Bericht
Bericht Laterndlregatta 2006
Eingeschmiert mit Sonnenmilch mit Sonnenschutzfaktor 20, den Neoprenshorti nur als Hose angezogen, den Trapezgurt locker angelegt und die Schwimmweste als Sitzkissen hergerichtet, segelte ich zum Start hinaus. Nach dem Start bewegte sich bei leichtem Westwind der größte Teil des Feldes zuerst mit Peilung Richtung Golllenshausen. Je näher wir zur Fraueninsel, unserer ersten Wendemarke, kamen, desto weniger wurde der Wind: Etwas genervt und durstig erreichte ich als zweiter hinter den Spatzein die Inselwestseite. Da wir, die Spatzlcrew und ich, vor der Fraueninsel noch vom Lindewirt Wasti geredet haben, erhoffte ich, da ich selber keinen Euro dabei hatte, auf eine Einladung von Klaus auf eine Halbe auf der Insel. Hacky und Klaus segelten aber vom unbändigen Ergeiz getrieben weiter.
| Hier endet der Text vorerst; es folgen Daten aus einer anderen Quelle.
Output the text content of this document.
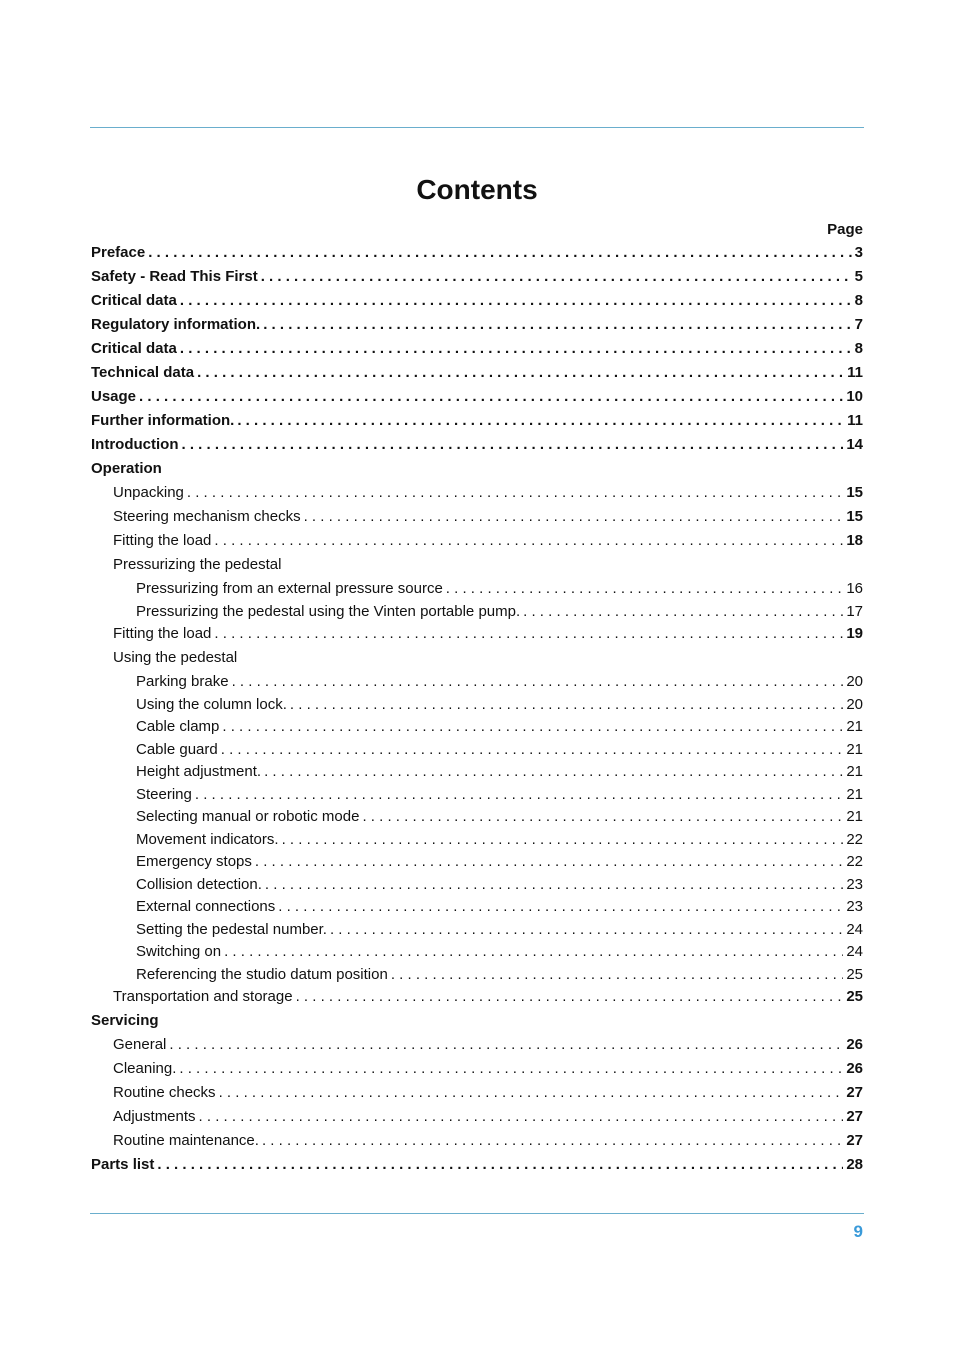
Contents
Page
Preface . . .	3
Safety - Read This First . . .	5
Critical data . . .	8
Regulatory information. . . .	7
Critical data . . .	8
Technical data . . .	11
Usage . . .	10
Further information. . . .	11
Introduction . . .	14
Operation
Unpacking . . .	15
Steering mechanism checks . . .	15
Fitting the load . . .	18
Pressurizing the pedestal
Pressurizing from an external pressure source . . .	16
Pressurizing the pedestal using the Vinten portable pump. . . .	17
Fitting the load . . .	19
Using the pedestal
Parking brake . . .	20
Using the column lock. . . .	20
Cable clamp . . .	21
Cable guard . . .	21
Height adjustment. . . .	21
Steering . . .	21
Selecting manual or robotic mode . . .	21
Movement indicators. . . .	22
Emergency stops . . .	22
Collision detection. . . .	23
External connections . . .	23
Setting the pedestal number. . . .	24
Switching on . . .	24
Referencing the studio datum position . . .	25
Transportation and storage . . .	25
Servicing
General . . .	26
Cleaning. . . .	26
Routine checks . . .	27
Adjustments . . .	27
Routine maintenance. . . .	27
Parts list . . .	28
9
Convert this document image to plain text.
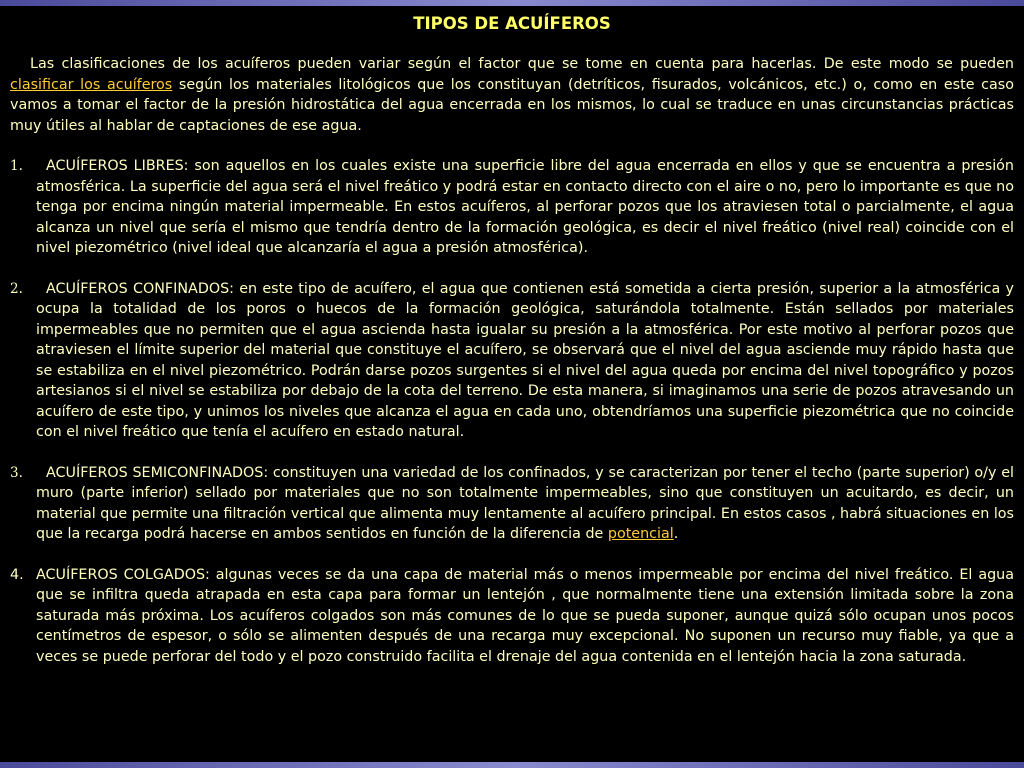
TIPOS DE ACUÍFEROS

Las clasificaciones de los acuíferos pueden variar según el factor que se tome en cuenta para hacerlas. De este modo se pueden clasificar los acuíferos según los materiales litológicos que los constituyan (detríticos, fisurados, volcánicos, etc.) o, como en este caso vamos a tomar el factor de la presión hidrostática del agua encerrada en los mismos, lo cual se traduce en unas circunstancias prácticas muy útiles al hablar de captaciones de ese agua.

1.	ACUÍFEROS LIBRES: son aquellos en los cuales existe una superficie libre del agua encerrada en ellos y que se encuentra a presión atmosférica. La superficie del agua será el nivel freático y podrá estar en contacto directo con el aire o no, pero lo importante es que no tenga por encima ningún material impermeable. En estos acuíferos, al perforar pozos que los atraviesen total o parcialmente, el agua alcanza un nivel que sería el mismo que tendría dentro de la formación geológica, es decir el nivel freático (nivel real) coincide con el nivel piezométrico (nivel ideal que alcanzaría el agua a presión atmosférica).
2.	ACUÍFEROS CONFINADOS: en este tipo de acuífero, el agua que contienen está sometida a cierta presión, superior a la atmosférica y ocupa la totalidad de los poros o huecos de la formación geológica, saturándola totalmente. Están sellados por materiales impermeables que no permiten que el agua ascienda hasta igualar su presión a la atmosférica. Por este motivo al perforar pozos que atraviesen el límite superior del material que constituye el acuífero, se observará que el nivel del agua asciende muy rápido hasta que se estabiliza en el nivel piezométrico. Podrán darse pozos surgentes si el nivel del agua queda por encima del nivel topográfico y pozos artesianos si el nivel se estabiliza por debajo de la cota del terreno. De esta manera, si imaginamos una serie de pozos atravesando un acuífero de este tipo, y unimos los niveles que alcanza el agua en cada uno, obtendríamos una superficie piezométrica que no coincide con el nivel freático que tenía el acuífero en estado natural.
3.	ACUÍFEROS SEMICONFINADOS: constituyen una variedad de los confinados, y se caracterizan por tener el techo (parte superior) o/y el muro (parte inferior) sellado por materiales que no son totalmente impermeables, sino que constituyen un acuitardo, es decir, un material que permite una filtración vertical que alimenta muy lentamente al acuífero principal. En estos casos , habrá situaciones en los que la recarga podrá hacerse en ambos sentidos en función de la diferencia de potencial.
4. ACUÍFEROS COLGADOS: algunas veces se da una capa de material más o menos impermeable por encima del nivel freático. El agua que se infiltra queda atrapada en esta capa para formar un lentejón , que normalmente tiene una extensión limitada sobre la zona saturada más próxima. Los acuíferos colgados son más comunes de lo que se pueda suponer, aunque quizá sólo ocupan unos pocos centímetros de espesor, o sólo se alimenten después de una recarga muy excepcional. No suponen un recurso muy fiable, ya que a veces se puede perforar del todo y el pozo construido facilita el drenaje del agua contenida en el lentejón hacia la zona saturada.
Zu erwähnen ist auch noch der Test in Regelkunde vom Kapitän des Fährschiffes „Ludwig Fessler“ durch Walter und Eva Gampert. Wegen Windmangel war der Tornado von den Gamperts kurzzeitig in der engen Fahrrinne zwischen der Frauen- und Krautinsel manövrierunfähig und so musste das Fährschiff so lange hinter den Gamperts herschleichen, bis sie die Fahrrinne verlassen hatten.
Bei der Fraueninsel wurde uns dann mitgeteilt, dass es eine Bahnverkürzung gibt und die Tonne südlich vor Essbaum auf dem Chiemsee nicht mehr gerundet werden muss.
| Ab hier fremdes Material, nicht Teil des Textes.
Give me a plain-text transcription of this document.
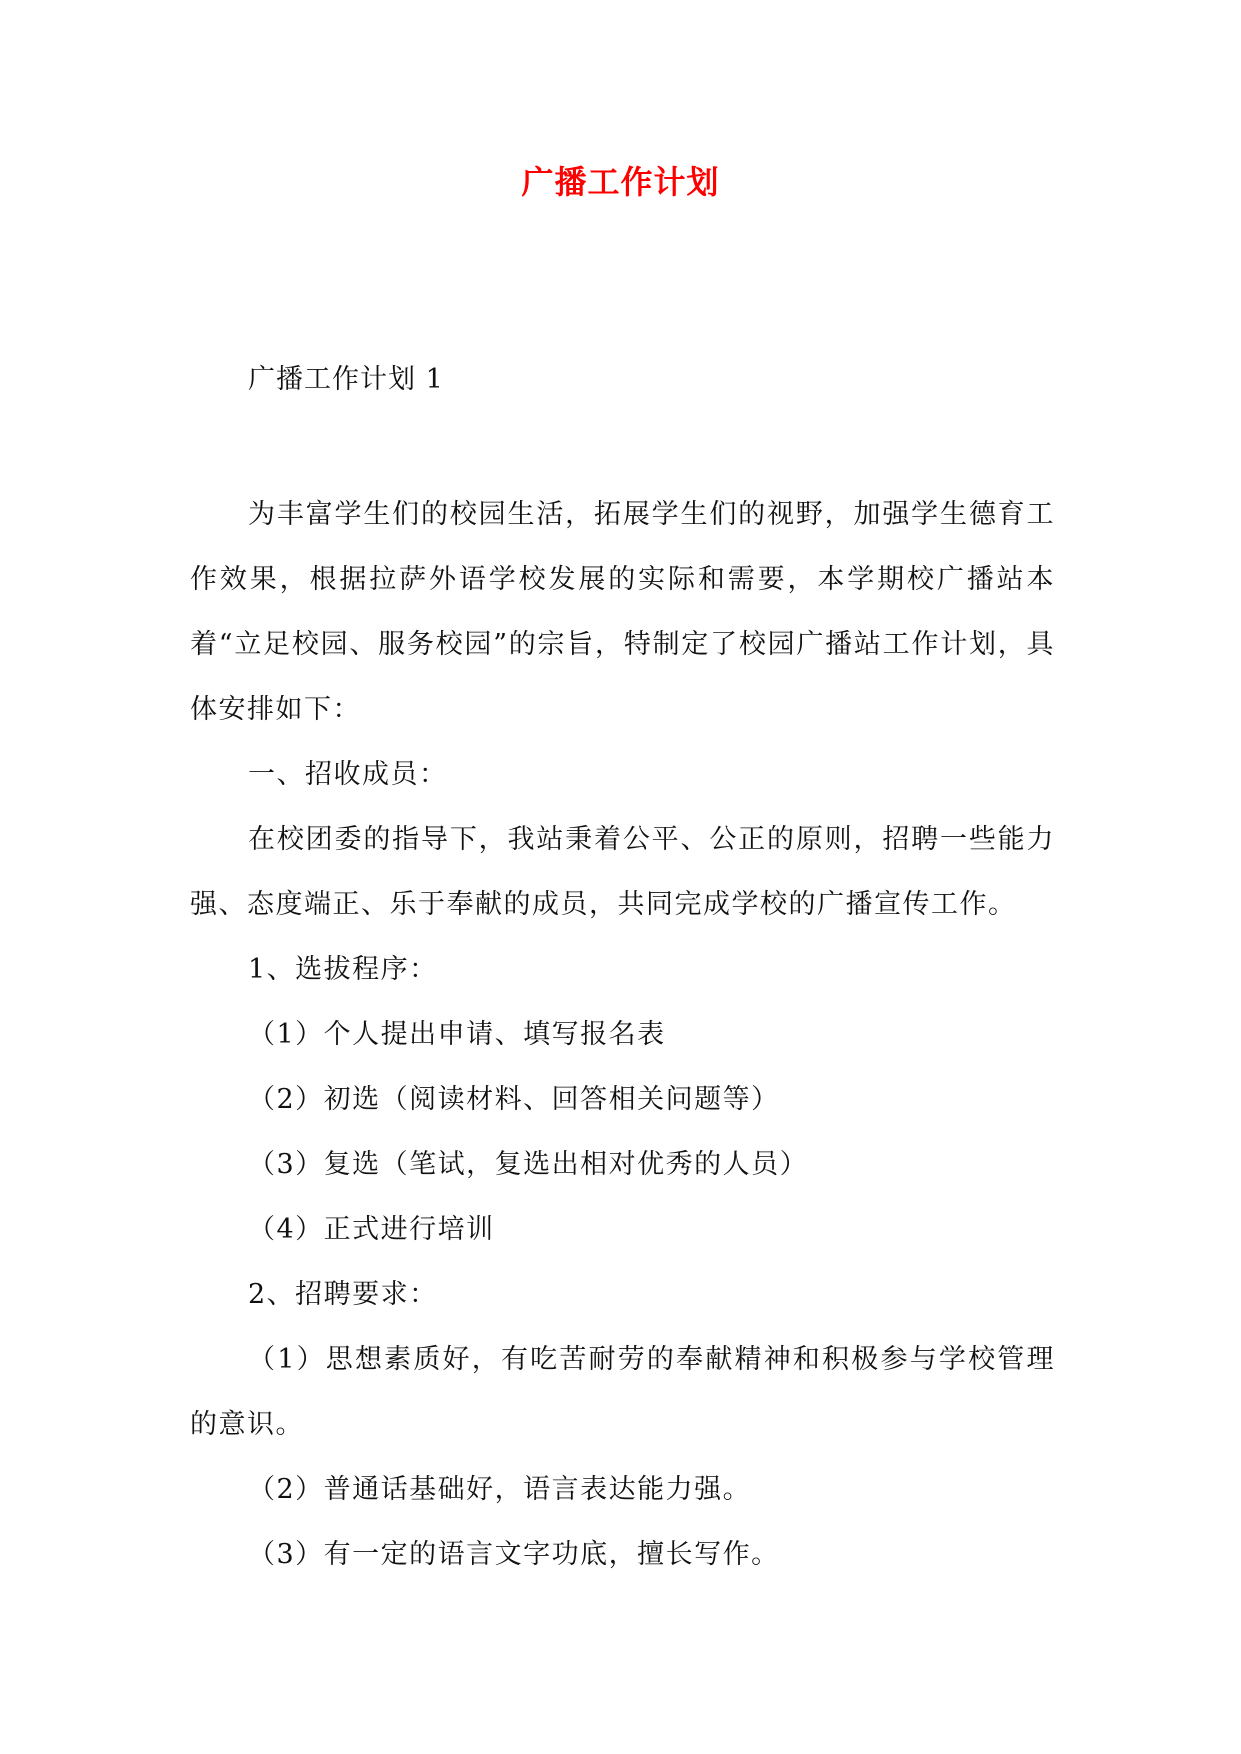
广播工作计划
广播工作计划 1

为丰富学生们的校园生活，拓展学生们的视野，加强学生德育工作效果，根据拉萨外语学校发展的实际和需要，本学期校广播站本着“立足校园、服务校园”的宗旨，特制定了校园广播站工作计划，具体安排如下：

一、招收成员：

在校团委的指导下，我站秉着公平、公正的原则，招聘一些能力强、态度端正、乐于奉献的成员，共同完成学校的广播宣传工作。

1、选拔程序：

（1）个人提出申请、填写报名表

（2）初选（阅读材料、回答相关问题等）

（3）复选（笔试，复选出相对优秀的人员）

（4）正式进行培训

2、招聘要求：

（1）思想素质好，有吃苦耐劳的奉献精神和积极参与学校管理的意识。

（2）普通话基础好，语言表达能力强。

（3）有一定的语言文字功底，擅长写作。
Nach der Umrundung der Fraueninsel bot sich für uns ein trostloses Bild. So weit das Auge blicken konnte bewegten sich die Segelboote auf dem Chiemsee nur geringfügig. Das Zeitlimit für die Regatta war für 18 Uhr ausgelegt, aber ich wollte unbedingt zum Anpfiff für die Achtelfinalbegegung bei der Fußballweltmeisterschaft zwischen Deutschland und Schweden rechtzeitig auf dem Clubgelände sein.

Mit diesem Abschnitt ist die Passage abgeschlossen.